Struttura del Corso

STRUTTURA GENERALE DEL CORSO

Il percorso di formazione in Gestalt Counseling è costituito da:

  • un biennio di formazione alle abilità di Counseling, nel quale sono sostenute ed ampliate le capacità individuali di presenza, consapevolezza e contatto;
  • un terzo anno di formazione specifica alla relazione di aiuto e più in generale alla professione del Counselor;
  • un quarto anno di approfondimento e supervisione, non obbligatorio ma fondamentale per iniziare a consolidare la professione;

per un totale di:

  • 510 ore di formazione teorico/esperienziale (11 weekend annuali)
  • 150 ore di tirocinio (il 3° anno)
  • 40 ore minimo di counseling o psicoterapia individuale nei 3 anni

PROGRAMMA FORMATIVO PRIMO ANNO: PRESENZA E CONSAPEVOLEZZA

  • Consapevolezza del collegamento mente e corpo: dalle sensazioni corporee e dai vissuti emotivi, ai contenuti mentali e immaginativi.
  • Approccio al concetto di responsabilità come “responsabilità” ovvero la capacità di rispondere efficacemente all’ambiente.
  • Attenzione ai bisogni emergenti e sviluppo della capacità di soddisfarli con il sostegno dell’ambiente.
  • Chiarificazione dei propri schemi ripetitivi di comportamento, attraverso lo sviluppo della capacità di ascolto di sé e dell’ambiente.
  • Sperimentazione attiva nella relazione con gli altri con particolare attenzione alla comunicazione verbale e non verbale e alla sua efficacia.
  • Differenza tra comunicazione empatica e comunicazione “simpatica”.
  • Nozioni di Psicologia della Gestalt: il processo figura/sfondo, la relazione organismo / ambiente, processi di identificazione ed alienazione

SECONDO ANNO: CONTATTO E INTERRUZIONI

  • Il ciclo del contatto: pre-contatto, formazione della figura, mobilizzazione, contatto pieno, ritiro/assimilazione
  • Le interruzioni del contatto: o Confluenza o Introiezione o Proiezione o Retroflessione o Egotismo o Deflessione o Formazione reattiva
  • Concetto di co-creazione del campo organismo-ambiente con focalizzazione sul concetto di responsabilità e sulle dinamiche di gruppo.
  • La teoria del sé: funzione Es, funzione Io, funzione Personalità.
  • Apprendimento esperienziale dei concetti sopra elencati, attraverso sedute tra i partecipanti sotto la supervisione del formatore.

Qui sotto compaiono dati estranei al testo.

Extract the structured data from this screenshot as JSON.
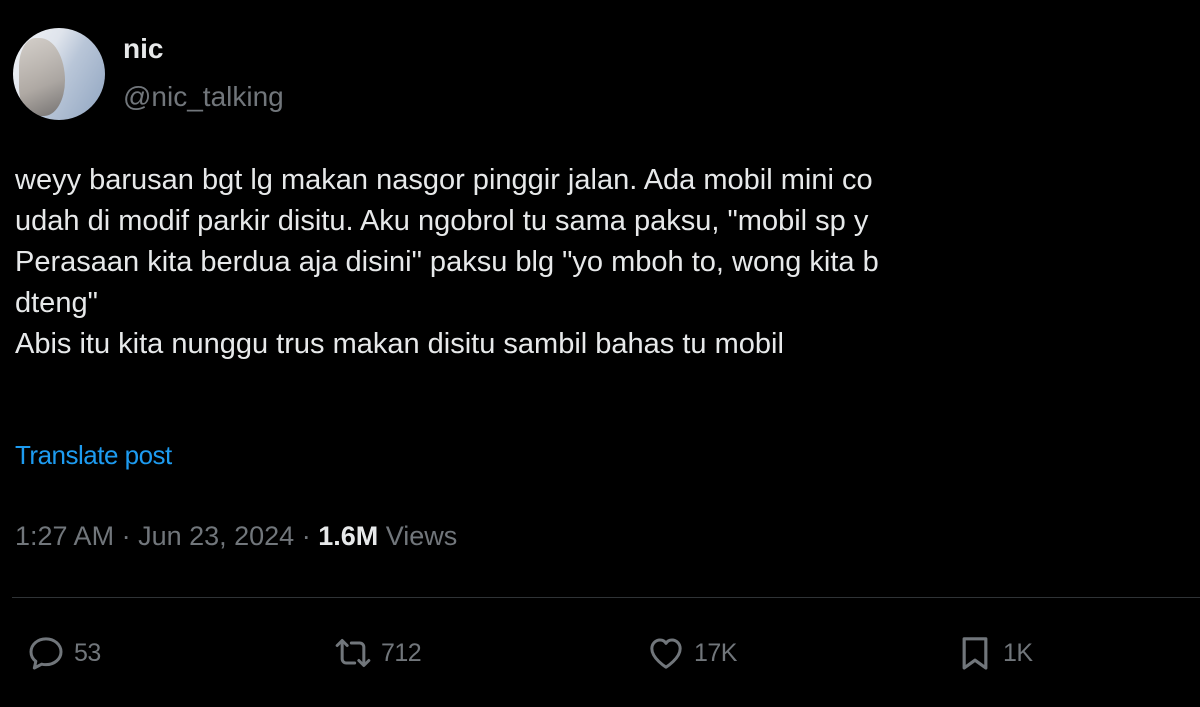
{
  "author": {
    "name": "nic",
    "handle": "@nic_talking"
  },
  "tweet": {
    "lines": [
      "weyy barusan bgt lg makan nasgor pinggir jalan. Ada mobil mini co",
      "udah di modif parkir disitu. Aku ngobrol tu sama paksu, \"mobil sp y",
      "Perasaan kita berdua aja disini\" paksu blg \"yo mboh to, wong kita b",
      "dteng\"",
      "Abis itu kita nunggu trus makan disitu sambil bahas tu mobil"
    ],
    "translate_label": "Translate post"
  },
  "meta": {
    "time": "1:27 AM",
    "separator": " · ",
    "date": "Jun 23, 2024",
    "views_count": "1.6M",
    "views_label": " Views"
  },
  "actions": {
    "replies": {
      "icon": "reply-icon",
      "count": "53"
    },
    "reposts": {
      "icon": "repost-icon",
      "count": "712"
    },
    "likes": {
      "icon": "heart-icon",
      "count": "17K"
    },
    "bookmarks": {
      "icon": "bookmark-icon",
      "count": "1K"
    }
  },
  "colors": {
    "background": "#000000",
    "text": "#e7e9ea",
    "muted": "#71767b",
    "link": "#1d9bf0",
    "divider": "#2f3336"
  }
}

TERZO ANNO: CRESCITA E CREATIVITA’

  • Approfondimento della comunicazione efficace e della capacità di stare in contatto.
  • Sviluppo e approfondimento del concetto di autenticità con sé stessi ed il mondo.
  • Teoria paradossale del cambiamento.
  • Conflitto intrapsichico: polarità ed integrazione.
  • Conflitto interpersonale: o Differenziazione ed integrazione del conflitto o Competizione sana e competizione patologica o Giochi di potere o Dinamiche interpersonali e di gruppo
  • Apprendimento esperienziale dei concetti sopra elencati, attraverso sedute tra i partecipanti sotto la supervisione del formatore.
  • Etica e deontologia del counselor.